The city has the sole discretion to terminate its agreement with Civic San Diego, but the deal could be improved to strengthen the oversight and reporting requirements by the agency, according to Goldsmith.
In a statement, Mayor Kevin Faulconer said the city of San Diego “provides the appropriate safeguards for Civic San Diego to serve our communities. Sacramento’s interference with San Diego will jeopardize park and public safety improvements, threaten our local economy and limit affordable housing opportunities for our neighborhoods.”
Gonzalez has proposed legislation requiring City Council approval on Civic San Diego projects. That’s what Faulconer calls “interference.”
If attorney Cory Briggs wasn’t busy ducking slime being tossed at him a certain news agency (link is to satire), maybe he’d have a chance to test out the City Attorney’s legal theories in court….speaking of which…
Latest Chapter in the Downtown Drama
Dorian Hargrove at the Reader dove into the deposition at the root of Cory Brigg’s recent troubles. Apparently there were some errors along the way… It seems as though the basis for the City Attorney’s conflict of interest claims concerning Briggs’ wife may stem from a typing error…
You’ll need to read the whole story to make complete sense of this, but here’s the money quote:
“The court reporter incorrectly typed up my answer as though I was making a statement. I was actually guessing when I said 20 years because I couldn’t remember. Cory and I have been together that long, so it seemed like a safe guess. When I guessed 20 years, it should have been typed by the court reporter as a question not a statement. Right before that I had said, ‘I don’t know.'”
When asked why the amended version of Cacciatore’s deposition was not released, Briggs responded that it was still under seal from a previous court order.

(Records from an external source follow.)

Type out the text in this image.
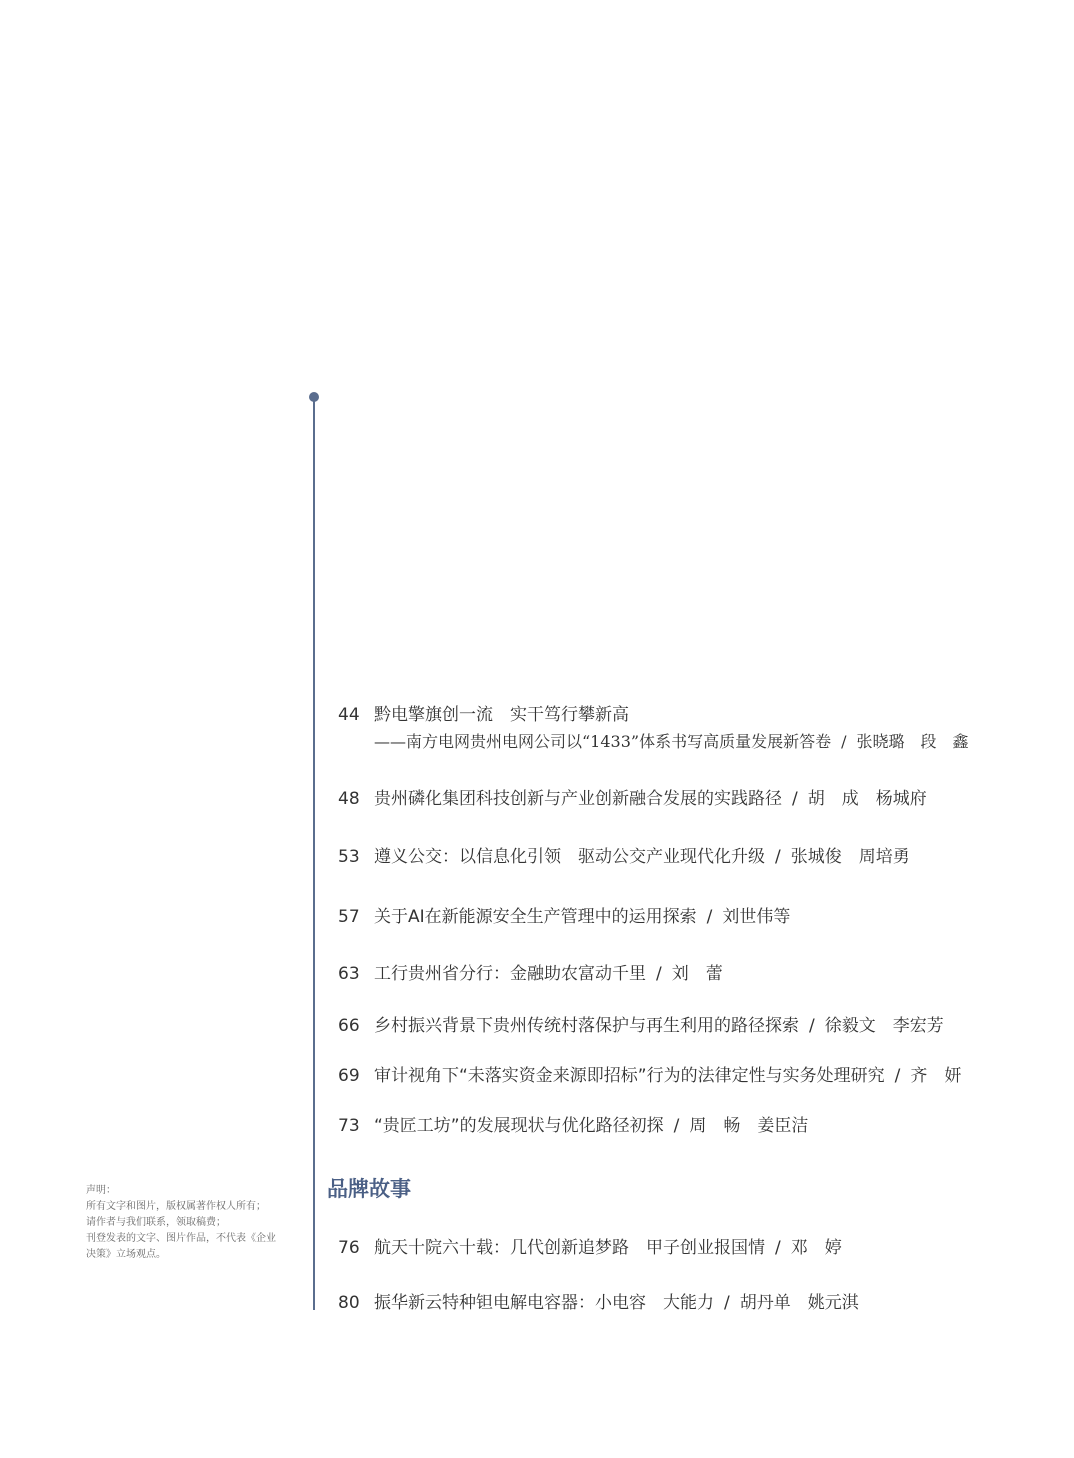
44 黔电擎旗创一流　实干笃行攀新高
——南方电网贵州电网公司以“1433”体系书写高质量发展新答卷 / 张晓璐　段　鑫
48 贵州磷化集团科技创新与产业创新融合发展的实践路径 / 胡　成　杨城府
53 遵义公交：以信息化引领　驱动公交产业现代化升级 / 张城俊　周培勇
57 关于AI在新能源安全生产管理中的运用探索 / 刘世伟等
63 工行贵州省分行：金融助农富动千里 / 刘　蕾
66 乡村振兴背景下贵州传统村落保护与再生利用的路径探索 / 徐毅文　李宏芳
69 审计视角下“未落实资金来源即招标”行为的法律定性与实务处理研究 / 齐　妍
73 “贵匠工坊”的发展现状与优化路径初探 / 周　畅　姜臣洁
品牌故事
76 航天十院六十载：几代创新追梦路　甲子创业报国情 / 邓　婷
80 振华新云特种钽电解电容器：小电容　大能力 / 胡丹单　姚元淇
声明：
所有文字和图片，版权属著作权人所有；
请作者与我们联系，领取稿费；
刊登发表的文字、图片作品，不代表《企业
决策》立场观点。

“Because the final, corrected version of her deposition transcript remains under seal, and because there is obvious collusion between Inewsource, Jan Goldsmith’s office, and the city’s hoteliers and convention center boosters in attacking my wife and me (undoubtedly because of my success in court against them the last several years), I cannot take the risk of discussing directly or indirectly what is in the final, corrected transcript. Those three have demonstrated that they’ll stop at nothing to try to take me down, regardless of the facts or the existence of a court order.”
No Need to Vote
From the Times of San Diego:
The 2016 elections are over a year away, but the San Diego Regional Chamber of Commerce said Thursday it will support Mayor Kevin Faulconer and County Supervisor Greg Cox in their re-election campaigns.
The chamber’s board of directors voted unanimously in favor of the endorsements at its meeting Thursday after hearing from Faulconer, Kersey and Sherman. Cox is scheduled to address the board at a later meeting.

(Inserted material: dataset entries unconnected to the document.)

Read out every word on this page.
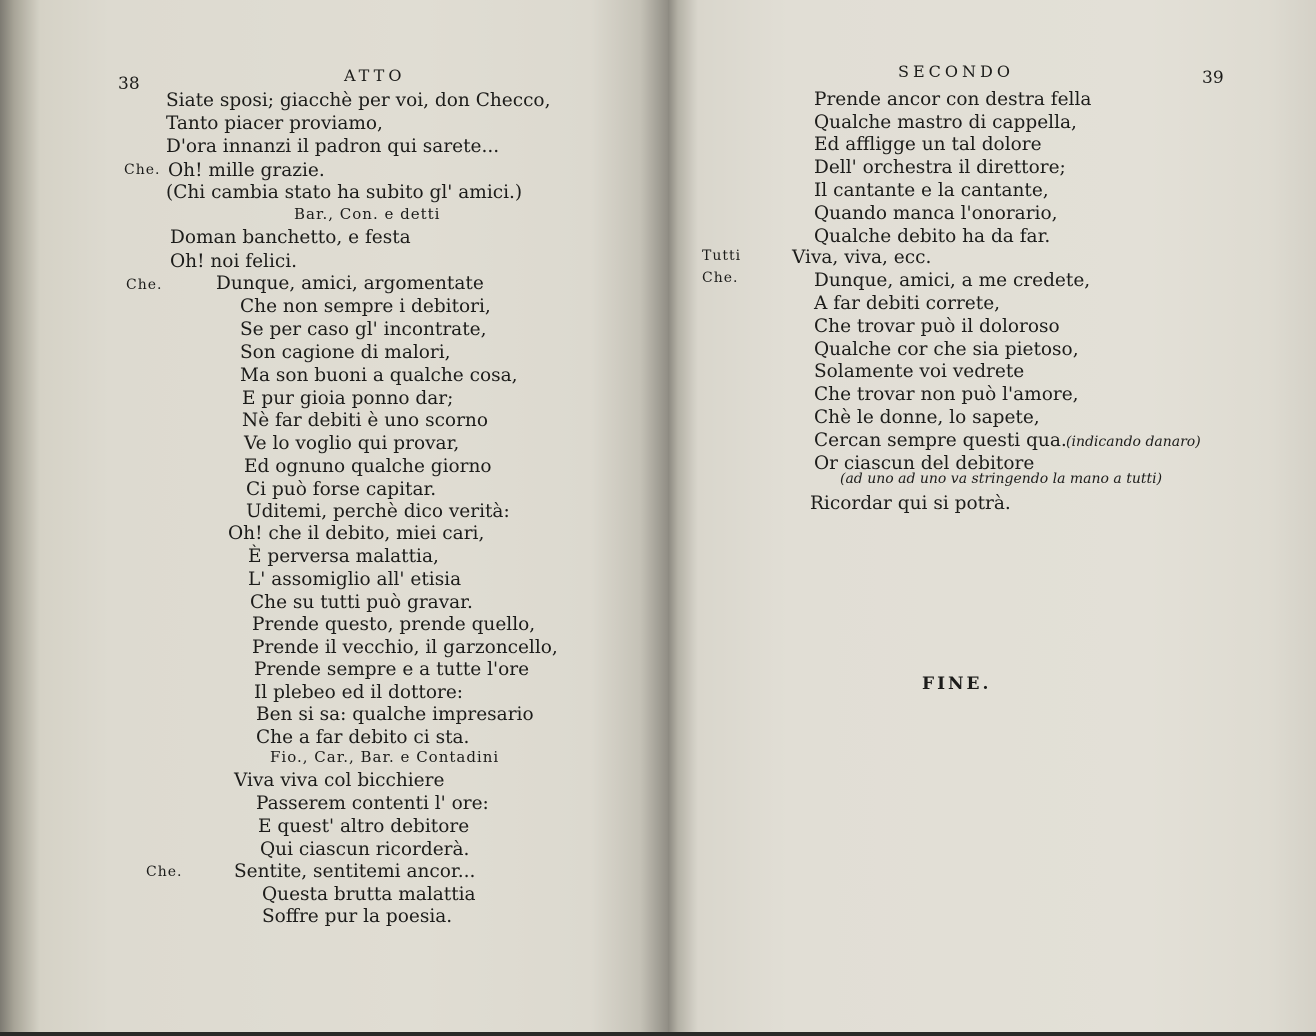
38	ATTO
Siate sposi; giacchè per voi, don Checco,
Tanto piacer proviamo,
D'ora innanzi il padron qui sarete...
Che. Oh! mille grazie.
(Chi cambia stato ha subito gl' amici.)
Bar., Con. e detti
Doman banchetto, e festa
Oh! noi felici.
Che.	Dunque, amici, argomentate
Che non sempre i debitori,
Se per caso gl' incontrate,
Son cagione di malori,
Ma son buoni a qualche cosa,
E pur gioia ponno dar;
Nè far debiti è uno scorno
Ve lo voglio qui provar,
Ed ognuno qualche giorno
Ci può forse capitar.
Uditemi, perchè dico verità:
Oh! che il debito, miei cari,
È perversa malattia,
L' assomiglio all' etisia
Che su tutti può gravar.
Prende questo, prende quello,
Prende il vecchio, il garzoncello,
Prende sempre e a tutte l'ore
Il plebeo ed il dottore:
Ben si sa: qualche impresario
Che a far debito ci sta.
Fio., Car., Bar. e Contadini
Viva viva col bicchiere
Passerem contenti l' ore:
E quest' altro debitore
Qui ciascun ricorderà.
Che.	Sentite, sentitemi ancor...
Questa brutta malattia
Soffre pur la poesia.
SECONDO	39
Prende ancor con destra fella
Qualche mastro di cappella,
Ed affligge un tal dolore
Dell' orchestra il direttore;
Il cantante e la cantante,
Quando manca l'onorario,
Qualche debito ha da far.
Tutti	Viva, viva, ecc.
Che.	Dunque, amici, a me credete,
A far debiti correte,
Che trovar può il doloroso
Qualche cor che sia pietoso,
Solamente voi vedrete
Che trovar non può l'amore,
Chè le donne, lo sapete,
Cercan sempre questi qua. (indicando danaro)
Or ciascun del debitore
(ad uno ad uno va stringendo la mano a tutti)
Ricordar qui si potrà.
FINE.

There’s no word yet on whether the Chamber will challenge the results of the 2016 election if they are not to its liking.

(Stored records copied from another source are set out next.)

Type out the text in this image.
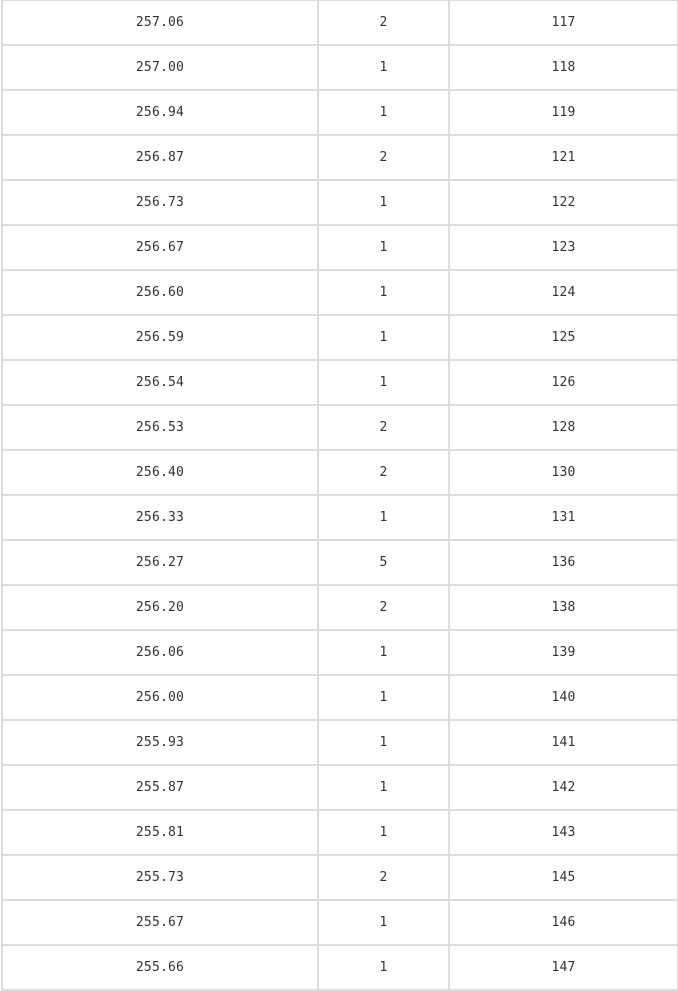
257.06	2	117
257.00	1	118
256.94	1	119
256.87	2	121
256.73	1	122
256.67	1	123
256.60	1	124
256.59	1	125
256.54	1	126
256.53	2	128
256.40	2	130
256.33	1	131
256.27	5	136
256.20	2	138
256.06	1	139
256.00	1	140
255.93	1	141
255.87	1	142
255.81	1	143
255.73	2	145
255.67	1	146
255.66	1	147
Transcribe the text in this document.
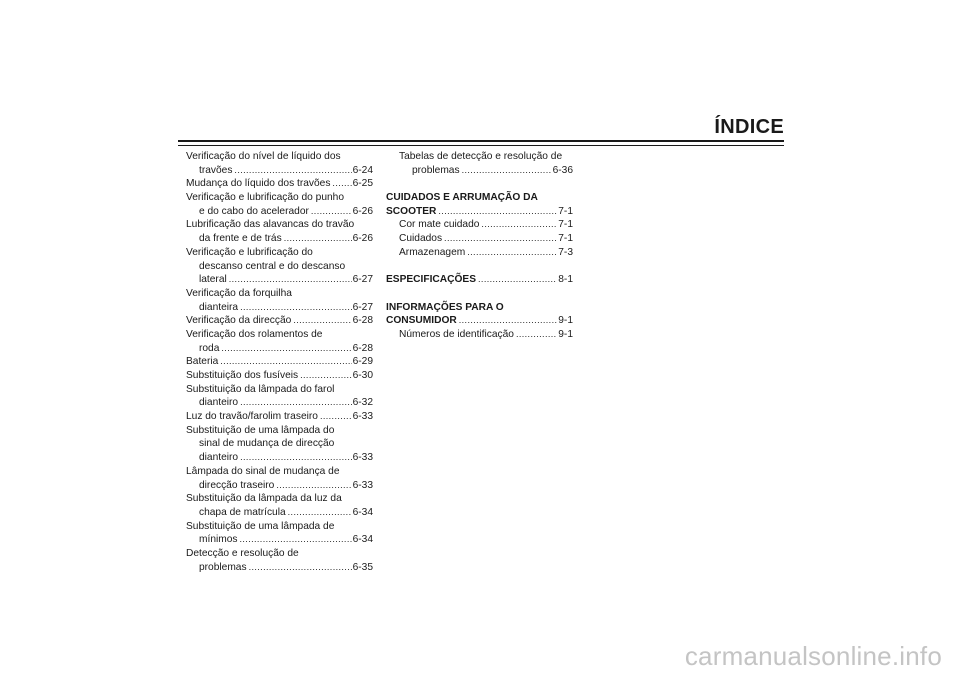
ÍNDICE
Verificação do nível de líquido dos
travões .....	6-24
Mudança do líquido dos travões ..... 6-25
Verificação e lubrificação do punho
e do cabo do acelerador .....	6-26
Lubrificação das alavancas do travão
da frente e de trás .....	6-26
Verificação e lubrificação do
descanso central e do descanso
lateral .....	6-27
Verificação da forquilha
dianteira .....	6-27
Verificação da direcção .....	6-28
Verificação dos rolamentos de
roda .....	6-28
Bateria .....	6-29
Substituição dos fusíveis .....	6-30
Substituição da lâmpada do farol
dianteiro .....	6-32
Luz do travão/farolim traseiro .....	6-33
Substituição de uma lâmpada do
sinal de mudança de direcção
dianteiro .....	6-33
Lâmpada do sinal de mudança de
direcção traseiro .....	6-33
Substituição da lâmpada da luz da
chapa de matrícula .....	6-34
Substituição de uma lâmpada de
mínimos .....	6-34
Detecção e resolução de
problemas .....	6-35
Tabelas de detecção e resolução de
problemas .....	6-36
CUIDADOS E ARRUMAÇÃO DA
SCOOTER .....	7-1
Cor mate cuidado .....	7-1
Cuidados .....	7-1
Armazenagem .....	7-3
ESPECIFICAÇÕES .....	8-1
INFORMAÇÕES PARA O
CONSUMIDOR .....	9-1
Números de identificação .....	9-1
carmanualsonline.info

On This Day:1961 – Bob Dylan earned a $50 session fee for playing harmonica on Harry Belafonte’s “Midnight Special.” It was his recording debut. 1990 – The space shuttle Discovery blasted off from Cape Canaveral, FL. It was carrying the $1.5 billion Hubble Space Telescope. 2013 – An eight-story building housing garment factories in Dhaka, Bangladesh collapses, killing 1,129 workers and injuring 2,515. A day earlier cracks had been found in the structure, but factory officials, who had contracts with Benneton and other major U.S. labels, insisted the workers return to the job the next day.